We sincerely thank Pagnoni et al1 for their thoughtful and constructive comments on our paper concerning the use of sacubitril / valsartan in patients with pulmonary hypertension due to heart failure with preserved ejection fraction (HFpEF‑PH).
We agree that our observations are preliminary and descriptive by nature, and that the limitations related to the small sample size and absence of a control group require confirmation in larger, prospective studies. We would like to emphasize that our aim was not to present final results of a clinical trial, but rather preliminary findings that represent part of a larger ongoing project.
The aim of the ongoing project is a comprehensive assessment of patients with HFpEF‑PH at baseline and after 3 months of standard therapy supplemented with angiotensin receptor–neprilysin inhibitor (ARNI) treatment. The project does not involve a control group, although it certainly is an important element of randomized controlled trials. Despite some differences in clinical characteristics, the patients presented with stable HFpEF and received pharmacotherapy according to the European Society of Cardiology recommendations,2 including optimal doses of diuretics and sodium‑glucose cotransporter 2 inhibitors.
The key strength of the project is that the clinical assessment was verified through invasive testing. This approach is of particular importance in HFpEF, and is obligatory for the diagnosis of PH. There are very few similiar data available in the literature.
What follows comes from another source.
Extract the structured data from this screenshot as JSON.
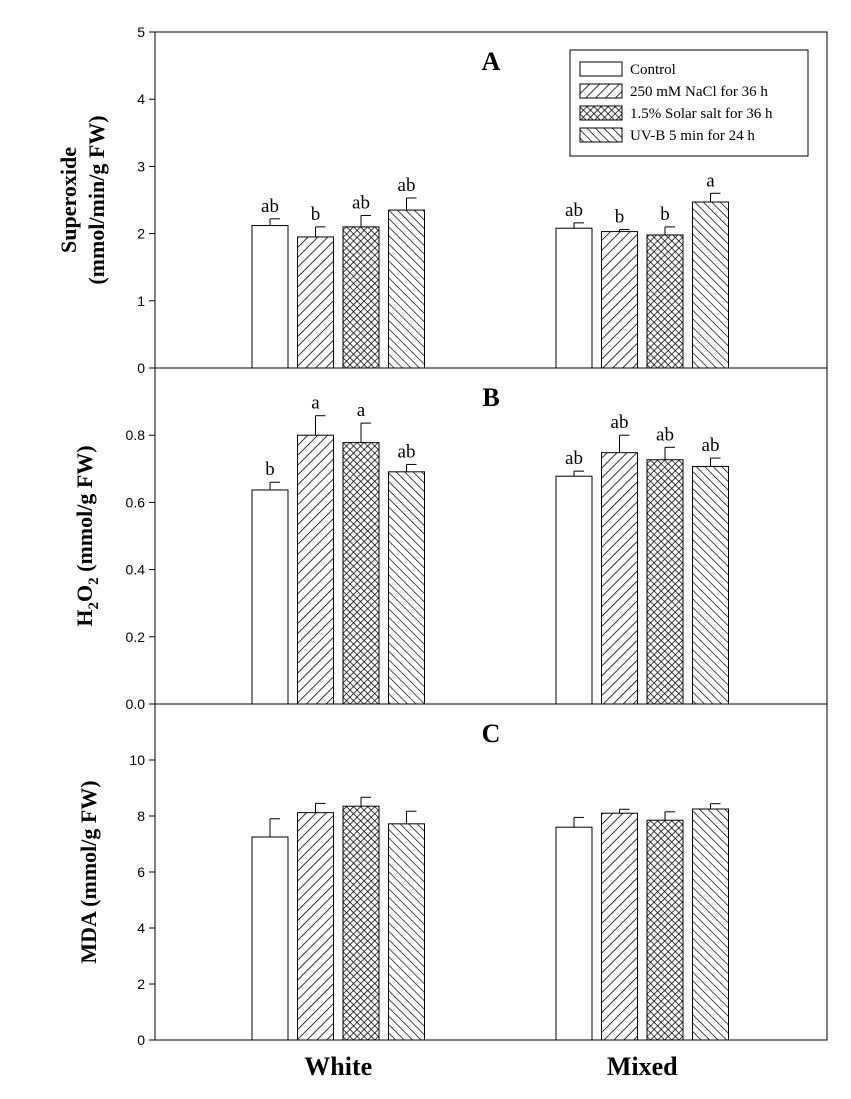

We believe that our preliminary observations were significant enough to be published.3 In each of the 5 consecutive cases included in the study, we observed a clinically meaningful reduction in pulmonary pressure and an improvement in functional status, which pointed to potential beneficial effects of ARNI therapy in the studied population.
The echocardiographic parameters mentioned in the letter1 are only indirect markers of objective left ventricular (LV) filling conditions and pulmonary pressure. These data were also analyzed in our study, and no significant changes were observed in pulmonary artery wedge pressure or echocardiographic indices of LV filling (E/e′ ratio, left atrial volume index) after ARNI therapy.
We would like to express our sincere gratitude to the authors of the letter for presenting pathophysiological hypotheses that might explain our observations. This is a valuable, literature‑based contribution that we will take into account when analyzing biomarkers in our study population.
We acknowledge that, due to a small number of patients and a lack of a control group, our results should be regarded as descriptive and hypothesis‑generating. However, our intention was to highlight a novel, interesting, invasively confirmed phenomenon, which serves as a starting point for further, more structured research into the mechanisms and scope of potential benefits of ARNI therapy in HFpEF‑PH.4
We appreciate your constructive feedback and inspiring references, which will undoubtedly help us in planning the next stages of our work.